Identification of WWP1 as an obesity-associated E3 ubiquitin ligase with a protective role against oxidative stress in adipocytes.

White adipose tissue (WAT) is not only the main tissue for energy storage but also an endocrine organ that secretes adipokines. Obesity is the most common metabolic disorder and is related to alterations in WAT characteristics, such as chronic inflammation and increasing oxidative stress. WW domain containing E3 ubiquitin protein ligase 1 (WWP1) is a HECT-type ubiquitin E3 ligase that has been implicated in various pathologies. In the present study, we found that WWP1 was upregulated in obese WAT in a p53-dependent manner. To investigate the functions of WWP1 in adipocytes, a proteome analysis of WWP1 overexpression (OE) and knockdown (KD) 3T3-L1 cells was performed. This analysis showed a positive correlation between WWP1 expression and the abundance of several antioxidative proteins. Thus, we measured reactive oxygen species (ROS) in WWP1 OE and KD cells. Consistent with the proteome results, WWP1 OE reduced ROS levels, whereas KD increased them. These findings indicate that WWP1 is an obesity-inducible E3 ubiquitin ligase that can protect against obesity-associated oxidative stress in WAT.

Inhibitory effect of p53 on mitochondrial content and function during adipogenesis.

The p53 protein is known as a guardian of the genome and is involved in energy metabolism. Since the metabolic system is uniquely regulated in each tissue, we have anticipated that p53 also would play differential roles in each tissue. In this study, we focused on the functions of p53 in white adipose tissue (adipocytes) and skeletal muscle (myotubes), which are important peripheral tissues involved in energy metabolism. We found that in 3T3-L1 preadipocytes, but not in C2C12 myoblasts, p53 stabilization or overexpression downregulates the expression of Ppargc1a, a master regulator of mitochondrial biogenesis. Next, by using p53-knockdown C2C12 myotubes or 3T3-L1 preadipocytes, we further examined the relationship between p53 and mitochondrial regulation. In C2C12 myoblasts, p53 knockdown did not significantly affect Ppargc1a expression and mtDNA, but did suppress differentiation to myotubes, as previously reported. However, in 3T3-L1 preadipocytes and mouse embryonic fibroblasts, p53 downregulation enhanced both differentiation into adipocytes and mitochondrial DNA content. Furthermore, p53-depleted 3T3-L1 cells showed increase in mitochondrial proteins and enhancement of both Citrate Synthase and Complex IV activities during adipogenesis. These results show that p53 differentially regulates cell differentiation and mitochondrial biogenesis between adipocytes and myotubes, and provide evidence that p53 is an inhibitory factor of mitochondrial regulation in adipocyte lineage.

Reversible induction of PARP1 degradation by p53-inducible cis-imidazoline compounds.

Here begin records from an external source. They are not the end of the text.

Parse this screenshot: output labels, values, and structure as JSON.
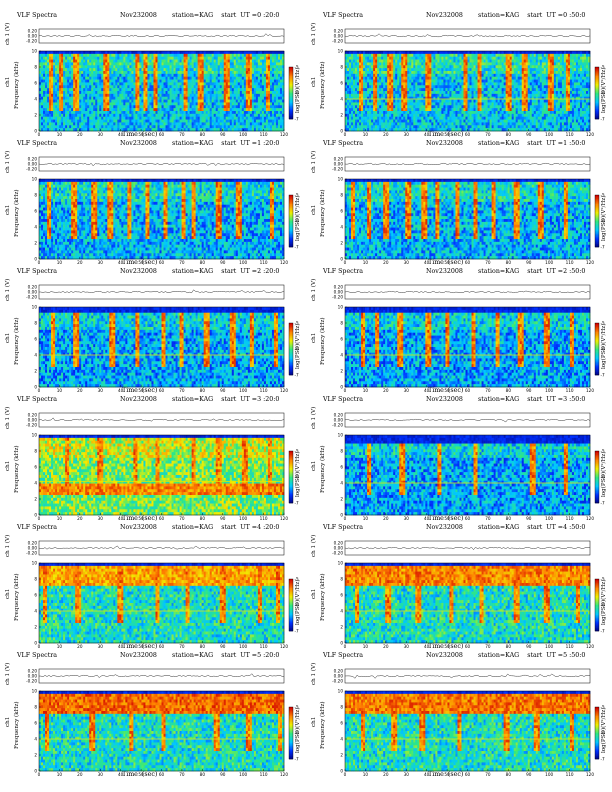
{
  "colors": {
    "spectrogram_colormap": [
      "#00007a",
      "#0030ff",
      "#00c8ff",
      "#30e880",
      "#f0f000",
      "#ff8000",
      "#d00000"
    ]
  },
  "chart_data": [
    {
      "type": "heatmap",
      "panel": "0:20",
      "title": "VLF Spectra",
      "date": "Nov232008",
      "station": "station=KAG",
      "start": "start  UT =0 :20:0",
      "ch1_label": "ch 1 (V)",
      "ch1_ticks": [
        "0.20",
        "0.00",
        "-0.20"
      ],
      "ylabel": "Frequency  (kHz)",
      "ylabel_ch": "ch1",
      "yticks": [
        "0",
        "2",
        "4",
        "6",
        "8",
        "10"
      ],
      "ylim": [
        0,
        10
      ],
      "xlabel": "Time  (sec)",
      "xticks": [
        "0",
        "10",
        "20",
        "30",
        "40",
        "50",
        "60",
        "70",
        "80",
        "90",
        "100",
        "110",
        "120"
      ],
      "xlim": [
        0,
        120
      ],
      "colorbar_label": "log(PSD)(V²/Hz)",
      "colorbar_ticks": [
        "-5",
        "-6",
        "-7"
      ],
      "activity_top_khz": 9.5,
      "background_level": 0.35,
      "band_levels": [],
      "band_khz": [],
      "tone_khz": [],
      "burst_times_s": [
        6,
        11,
        18,
        33,
        48,
        52,
        57,
        72,
        79,
        92,
        103,
        112
      ],
      "seed": 1
    },
    {
      "type": "heatmap",
      "panel": "0:50",
      "title": "VLF Spectra",
      "date": "Nov232008",
      "station": "station=KAG",
      "start": "start  UT =0 :50:0",
      "ch1_label": "ch 1 (V)",
      "ch1_ticks": [
        "0.20",
        "0.00",
        "-0.20"
      ],
      "ylabel": "Frequency  (kHz)",
      "ylabel_ch": "ch1",
      "yticks": [
        "0",
        "2",
        "4",
        "6",
        "8",
        "10"
      ],
      "ylim": [
        0,
        10
      ],
      "xlabel": "Time  (sec)",
      "xticks": [
        "0",
        "10",
        "20",
        "30",
        "40",
        "50",
        "60",
        "70",
        "80",
        "90",
        "100",
        "110",
        "120"
      ],
      "xlim": [
        0,
        120
      ],
      "colorbar_label": "log(PSD)(V²/Hz)",
      "colorbar_ticks": [
        "-5",
        "-6",
        "-7"
      ],
      "activity_top_khz": 9.5,
      "background_level": 0.35,
      "band_levels": [],
      "band_khz": [],
      "tone_khz": [
        4.0
      ],
      "burst_times_s": [
        8,
        15,
        22,
        29,
        41,
        59,
        66,
        80,
        88,
        101,
        109
      ],
      "seed": 2
    },
    {
      "type": "heatmap",
      "panel": "1:20",
      "title": "VLF Spectra",
      "date": "Nov232008",
      "station": "station=KAG",
      "start": "start  UT =1 :20:0",
      "ch1_label": "ch 1 (V)",
      "ch1_ticks": [
        "0.20",
        "0.00",
        "-0.20"
      ],
      "ylabel": "Frequency  (kHz)",
      "ylabel_ch": "ch1",
      "yticks": [
        "0",
        "2",
        "4",
        "6",
        "8",
        "10"
      ],
      "ylim": [
        0,
        10
      ],
      "xlabel": "Time  (sec)",
      "xticks": [
        "0",
        "10",
        "20",
        "30",
        "40",
        "50",
        "60",
        "70",
        "80",
        "90",
        "100",
        "110",
        "120"
      ],
      "xlim": [
        0,
        120
      ],
      "colorbar_label": "log(PSD)(V²/Hz)",
      "colorbar_ticks": [
        "-5",
        "-6",
        "-7"
      ],
      "activity_top_khz": 9.5,
      "background_level": 0.32,
      "band_levels": [],
      "band_khz": [],
      "tone_khz": [],
      "burst_times_s": [
        5,
        17,
        27,
        35,
        44,
        53,
        62,
        71,
        76,
        88,
        98,
        114
      ],
      "seed": 3
    },
    {
      "type": "heatmap",
      "panel": "1:50",
      "title": "VLF Spectra",
      "date": "Nov232008",
      "station": "station=KAG",
      "start": "start  UT =1 :50:0",
      "ch1_label": "ch 1 (V)",
      "ch1_ticks": [
        "0.20",
        "0.00",
        "-0.20"
      ],
      "ylabel": "Frequency  (kHz)",
      "ylabel_ch": "ch1",
      "yticks": [
        "0",
        "2",
        "4",
        "6",
        "8",
        "10"
      ],
      "ylim": [
        0,
        10
      ],
      "xlabel": "Time  (sec)",
      "xticks": [
        "0",
        "10",
        "20",
        "30",
        "40",
        "50",
        "60",
        "70",
        "80",
        "90",
        "100",
        "110",
        "120"
      ],
      "xlim": [
        0,
        120
      ],
      "colorbar_label": "log(PSD)(V²/Hz)",
      "colorbar_ticks": [
        "-5",
        "-6",
        "-7"
      ],
      "activity_top_khz": 9.5,
      "background_level": 0.32,
      "band_levels": [],
      "band_khz": [],
      "tone_khz": [],
      "burst_times_s": [
        4,
        12,
        20,
        31,
        39,
        45,
        55,
        64,
        73,
        84,
        96,
        108
      ],
      "seed": 4
    },
    {
      "type": "heatmap",
      "panel": "2:20",
      "title": "VLF Spectra",
      "date": "Nov232008",
      "station": "station=KAG",
      "start": "start  UT =2 :20:0",
      "ch1_label": "ch 1 (V)",
      "ch1_ticks": [
        "0.20",
        "0.00",
        "-0.20"
      ],
      "ylabel": "Frequency  (kHz)",
      "ylabel_ch": "ch1",
      "yticks": [
        "0",
        "2",
        "4",
        "6",
        "8",
        "10"
      ],
      "ylim": [
        0,
        10
      ],
      "xlabel": "Time  (sec)",
      "xticks": [
        "0",
        "10",
        "20",
        "30",
        "40",
        "50",
        "60",
        "70",
        "80",
        "90",
        "100",
        "110",
        "120"
      ],
      "xlim": [
        0,
        120
      ],
      "colorbar_label": "log(PSD)(V²/Hz)",
      "colorbar_ticks": [
        "-5",
        "-6",
        "-7"
      ],
      "activity_top_khz": 9.3,
      "background_level": 0.3,
      "band_levels": [],
      "band_khz": [],
      "tone_khz": [
        4.0
      ],
      "burst_times_s": [
        7,
        18,
        36,
        48,
        61,
        70,
        82,
        95,
        104,
        116
      ],
      "seed": 5
    },
    {
      "type": "heatmap",
      "panel": "2:50",
      "title": "VLF Spectra",
      "date": "Nov232008",
      "station": "station=KAG",
      "start": "start  UT =2 :50:0",
      "ch1_label": "ch 1 (V)",
      "ch1_ticks": [
        "0.20",
        "0.00",
        "-0.20"
      ],
      "ylabel": "Frequency  (kHz)",
      "ylabel_ch": "ch1",
      "yticks": [
        "0",
        "2",
        "4",
        "6",
        "8",
        "10"
      ],
      "ylim": [
        0,
        10
      ],
      "xlabel": "Time  (sec)",
      "xticks": [
        "0",
        "10",
        "20",
        "30",
        "40",
        "50",
        "60",
        "70",
        "80",
        "90",
        "100",
        "110",
        "120"
      ],
      "xlim": [
        0,
        120
      ],
      "colorbar_label": "log(PSD)(V²/Hz)",
      "colorbar_ticks": [
        "-5",
        "-6",
        "-7"
      ],
      "activity_top_khz": 9.3,
      "background_level": 0.3,
      "band_levels": [],
      "band_khz": [],
      "tone_khz": [
        4.0
      ],
      "burst_times_s": [
        9,
        16,
        27,
        41,
        50,
        63,
        75,
        86,
        99,
        111
      ],
      "seed": 6
    },
    {
      "type": "heatmap",
      "panel": "3:20",
      "title": "VLF Spectra",
      "date": "Nov232008",
      "station": "station=KAG",
      "start": "start  UT =3 :20:0",
      "ch1_label": "ch 1 (V)",
      "ch1_ticks": [
        "0.20",
        "0.00",
        "-0.20"
      ],
      "ylabel": "Frequency  (kHz)",
      "ylabel_ch": "ch1",
      "yticks": [
        "0",
        "2",
        "4",
        "6",
        "8",
        "10"
      ],
      "ylim": [
        0,
        10
      ],
      "xlabel": "Time  (sec)",
      "xticks": [
        "0",
        "10",
        "20",
        "30",
        "40",
        "50",
        "60",
        "70",
        "80",
        "90",
        "100",
        "110",
        "120"
      ],
      "xlim": [
        0,
        120
      ],
      "colorbar_label": "log(PSD)(V²/Hz)",
      "colorbar_ticks": [
        "-5",
        "-6",
        "-7"
      ],
      "activity_top_khz": 9.5,
      "background_level": 0.55,
      "band_levels": [
        0.82
      ],
      "band_khz": [
        [
          2.6,
          3.8
        ]
      ],
      "tone_khz": [
        4.2
      ],
      "burst_times_s": [
        14,
        30,
        47,
        58,
        76,
        88,
        101,
        113
      ],
      "seed": 7
    },
    {
      "type": "heatmap",
      "panel": "3:50",
      "title": "VLF Spectra",
      "date": "Nov232008",
      "station": "station=KAG",
      "start": "start  UT =3 :50:0",
      "ch1_label": "ch 1 (V)",
      "ch1_ticks": [
        "0.20",
        "0.00",
        "-0.20"
      ],
      "ylabel": "Frequency  (kHz)",
      "ylabel_ch": "ch1",
      "yticks": [
        "0",
        "2",
        "4",
        "6",
        "8",
        "10"
      ],
      "ylim": [
        0,
        10
      ],
      "xlabel": "Time  (sec)",
      "xticks": [
        "0",
        "10",
        "20",
        "30",
        "40",
        "50",
        "60",
        "70",
        "80",
        "90",
        "100",
        "110",
        "120"
      ],
      "xlim": [
        0,
        120
      ],
      "colorbar_label": "log(PSD)(V²/Hz)",
      "colorbar_ticks": [
        "-5",
        "-6",
        "-7"
      ],
      "activity_top_khz": 9.0,
      "background_level": 0.3,
      "band_levels": [],
      "band_khz": [],
      "tone_khz": [
        4.0
      ],
      "burst_times_s": [
        12,
        28,
        46,
        64,
        92,
        108
      ],
      "seed": 8
    },
    {
      "type": "heatmap",
      "panel": "4:20",
      "title": "VLF Spectra",
      "date": "Nov232008",
      "station": "station=KAG",
      "start": "start  UT =4 :20:0",
      "ch1_label": "ch 1 (V)",
      "ch1_ticks": [
        "0.20",
        "0.00",
        "-0.20"
      ],
      "ylabel": "Frequency  (kHz)",
      "ylabel_ch": "ch1",
      "yticks": [
        "0",
        "2",
        "4",
        "6",
        "8",
        "10"
      ],
      "ylim": [
        0,
        10
      ],
      "xlabel": "Time  (sec)",
      "xticks": [
        "0",
        "10",
        "20",
        "30",
        "40",
        "50",
        "60",
        "70",
        "80",
        "90",
        "100",
        "110",
        "120"
      ],
      "xlim": [
        0,
        120
      ],
      "colorbar_label": "log(PSD)(V²/Hz)",
      "colorbar_ticks": [
        "-5",
        "-6",
        "-7"
      ],
      "activity_top_khz": 9.8,
      "background_level": 0.42,
      "band_levels": [
        0.7
      ],
      "band_khz": [
        [
          7.0,
          9.5
        ]
      ],
      "tone_khz": [
        4.0
      ],
      "burst_times_s": [
        3,
        19,
        40,
        58,
        73,
        90,
        108,
        117
      ],
      "seed": 9
    },
    {
      "type": "heatmap",
      "panel": "4:50",
      "title": "VLF Spectra",
      "date": "Nov232008",
      "station": "station=KAG",
      "start": "start  UT =4 :50:0",
      "ch1_label": "ch 1 (V)",
      "ch1_ticks": [
        "0.20",
        "0.00",
        "-0.20"
      ],
      "ylabel": "Frequency  (kHz)",
      "ylabel_ch": "ch1",
      "yticks": [
        "0",
        "2",
        "4",
        "6",
        "8",
        "10"
      ],
      "ylim": [
        0,
        10
      ],
      "xlabel": "Time  (sec)",
      "xticks": [
        "0",
        "10",
        "20",
        "30",
        "40",
        "50",
        "60",
        "70",
        "80",
        "90",
        "100",
        "110",
        "120"
      ],
      "xlim": [
        0,
        120
      ],
      "colorbar_label": "log(PSD)(V²/Hz)",
      "colorbar_ticks": [
        "-5",
        "-6",
        "-7"
      ],
      "activity_top_khz": 9.8,
      "background_level": 0.42,
      "band_levels": [
        0.74
      ],
      "band_khz": [
        [
          7.0,
          9.5
        ]
      ],
      "tone_khz": [
        4.0
      ],
      "burst_times_s": [
        6,
        21,
        36,
        52,
        67,
        84,
        99,
        114
      ],
      "seed": 10
    },
    {
      "type": "heatmap",
      "panel": "5:20",
      "title": "VLF Spectra",
      "date": "Nov232008",
      "station": "station=KAG",
      "start": "start  UT =5 :20:0",
      "ch1_label": "ch 1 (V)",
      "ch1_ticks": [
        "0.20",
        "0.00",
        "-0.20"
      ],
      "ylabel": "Frequency  (kHz)",
      "ylabel_ch": "ch1",
      "yticks": [
        "0",
        "2",
        "4",
        "6",
        "8",
        "10"
      ],
      "ylim": [
        0,
        10
      ],
      "xlabel": "Time  (sec)",
      "xticks": [
        "0",
        "10",
        "20",
        "30",
        "40",
        "50",
        "60",
        "70",
        "80",
        "90",
        "100",
        "110",
        "120"
      ],
      "xlim": [
        0,
        120
      ],
      "colorbar_label": "log(PSD)(V²/Hz)",
      "colorbar_ticks": [
        "-5",
        "-6",
        "-7"
      ],
      "activity_top_khz": 9.8,
      "background_level": 0.42,
      "band_levels": [
        0.78
      ],
      "band_khz": [
        [
          7.0,
          9.5
        ]
      ],
      "tone_khz": [
        4.0
      ],
      "burst_times_s": [
        4,
        26,
        45,
        61,
        87,
        103,
        118
      ],
      "seed": 11
    },
    {
      "type": "heatmap",
      "panel": "5:50",
      "title": "VLF Spectra",
      "date": "Nov232008",
      "station": "station=KAG",
      "start": "start  UT =5 :50:0",
      "ch1_label": "ch 1 (V)",
      "ch1_ticks": [
        "0.20",
        "0.00",
        "-0.20"
      ],
      "ylabel": "Frequency  (kHz)",
      "ylabel_ch": "ch1",
      "yticks": [
        "0",
        "2",
        "4",
        "6",
        "8",
        "10"
      ],
      "ylim": [
        0,
        10
      ],
      "xlabel": "Time  (sec)",
      "xticks": [
        "0",
        "10",
        "20",
        "30",
        "40",
        "50",
        "60",
        "70",
        "80",
        "90",
        "100",
        "110",
        "120"
      ],
      "xlim": [
        0,
        120
      ],
      "colorbar_label": "log(PSD)(V²/Hz)",
      "colorbar_ticks": [
        "-5",
        "-6",
        "-7"
      ],
      "activity_top_khz": 9.8,
      "background_level": 0.42,
      "band_levels": [
        0.76
      ],
      "band_khz": [
        [
          7.0,
          9.5
        ]
      ],
      "tone_khz": [
        4.0
      ],
      "burst_times_s": [
        9,
        24,
        38,
        56,
        79,
        94,
        111
      ],
      "seed": 12
    }
  ]
}
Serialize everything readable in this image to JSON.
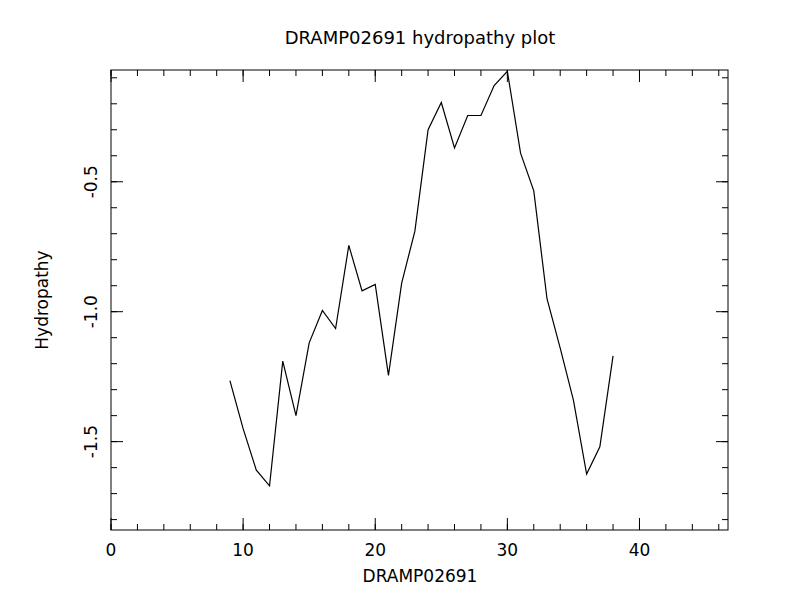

PARP1 is an important enzyme involved in various patho-physiological phenomena such as ischemia/reperfusion (I/R) injury, which occurs when blood flow is restored after cerebral infarction, myocardial infarction and transplantation of various organs. I/R-induced PARP1 over-activation is mediated by production of reactive oxygen species and is involved in NF-κB transactivation. For these reasons, PARP1 is an attractive target for strategies to protect against I/R injury. We previously reported that an MDM2 inhibitor Nutlin3a, a cis-imidazoline compound, induces PARP1 degradation in a p53 and proteasome-dependent manner. In this study, we evaluated the effect of Nutlin3a analogs, Nutlin3b and Caylin2, on PARP1 degradation. Like Nutlin3a, Caylin2, but not Nutlin3b, induced PARP1 degradation in both 3T3-L1 and 3T3-F442A. This result occurred almost in parallel with p53 accumulation. Furthermore Caylin2-induced PARP1 degradation was not observed in p53 deficient mouse embryonic fibroblasts or in the presence of the proteasome inhibitor MG132. These results suggest that Caylin2 induces PARP1 degradation by the same mechanism as Nutlin3a. Finally, we showed that Nutlin3a or Caylin2 treatment induces reversible PARP1 down-regulation without an inflammatory response. For protection against I/R injury, our results support the usability of the p53 inducible cis-imidazoline compounds, Nutlin3a and its analogs, as PARP1 inhibitors.